14 juillet 2022 à 22h21 par AFP

Les forces armées togolaises ont déclaré jeudi être responsables d'une récente explosion qui a tué sept civils et en a blessé deux autres, après les avoir pris pour des djihadistes.

L'explosion s'est produite dans la préfecture de Tône, près de la frontière avec le Burkina Faso, où une insurrection djihadiste sahélienne menace de s'étendre aux pays côtiers d'Afrique de l'Ouest. Les troupes togolaises sont déployées dans la zone pour tenter de contenir un débordement de la menace djihadiste. Dans un communiqué dimanche, l'armée avait déclaré avoir ouvert une enquête "pour déterminer les circonstances de cette explosion et identifier les auteurs". Le chef d'état-major des forces armées togolaises, le général Dadja Maganaw, a conclu jeudi qu'un avion avait visé à tort les civils. "Dans la nuit du 9 au 10 juillet, vers 01H30 GMT, une explosion a fait plusieurs victimes dans le village de Margba, dans la préfecture de Tône", a-t-il déclaré dans un communiqué.
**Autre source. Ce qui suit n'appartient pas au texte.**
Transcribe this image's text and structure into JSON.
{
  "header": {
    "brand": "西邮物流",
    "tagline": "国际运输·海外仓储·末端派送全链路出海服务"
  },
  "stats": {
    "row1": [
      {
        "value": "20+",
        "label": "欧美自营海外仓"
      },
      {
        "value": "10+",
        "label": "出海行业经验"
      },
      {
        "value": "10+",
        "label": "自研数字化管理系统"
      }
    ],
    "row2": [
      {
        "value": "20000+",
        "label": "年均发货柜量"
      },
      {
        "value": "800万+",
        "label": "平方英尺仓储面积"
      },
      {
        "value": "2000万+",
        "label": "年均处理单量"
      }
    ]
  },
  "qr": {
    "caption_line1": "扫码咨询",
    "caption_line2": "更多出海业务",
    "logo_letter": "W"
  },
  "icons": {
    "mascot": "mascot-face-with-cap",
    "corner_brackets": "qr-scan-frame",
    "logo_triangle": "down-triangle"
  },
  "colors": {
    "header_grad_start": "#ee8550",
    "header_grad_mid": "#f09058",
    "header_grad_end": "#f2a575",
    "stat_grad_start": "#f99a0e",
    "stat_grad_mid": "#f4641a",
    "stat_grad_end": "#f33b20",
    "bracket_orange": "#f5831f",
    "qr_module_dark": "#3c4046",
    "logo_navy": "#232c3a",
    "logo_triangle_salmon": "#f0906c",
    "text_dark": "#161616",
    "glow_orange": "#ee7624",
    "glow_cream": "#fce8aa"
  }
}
Le général Maganaw a déclaré avoir reçu des "renseignements" indiquant une menace "d'infiltration par des bandes armées voulant mener des attaques terroristes" contre les communautés locales. "En raison du danger imminent", a-t-il dit, le commandant dirigeant une opération dont le nom de code est Koundjaore "a renforcé la surveillance ainsi que le contrôle terrestre et aérien dans la zone". "C'est au cours de ces opérations qu'un avion patrouillant de nuit a malheureusement pris pour cible un groupe de personnes qu'il avait identifié par erreur comme des djihadistes en mouvement", a précisé M. Maganaw. Les forces armées togolaises ont exprimé leur profond regret face à cette tragédie, renouvelé leurs sincères condoléances aux familles des personnes touchées et souhaité un prompt rétablissement aux blessés. M. Maganaw a ajouté que "tout sera mis en oeuvre" pour "éviter que ce genre de tragédie ne se reproduise". Le mois dernier, le Togo avait déclaré l'état d'urgence dans ses préfectures du nord en raison de la menace d'attaques islamistes. Huit soldats togolais avaient été tués en mai dans une attaque dans la région.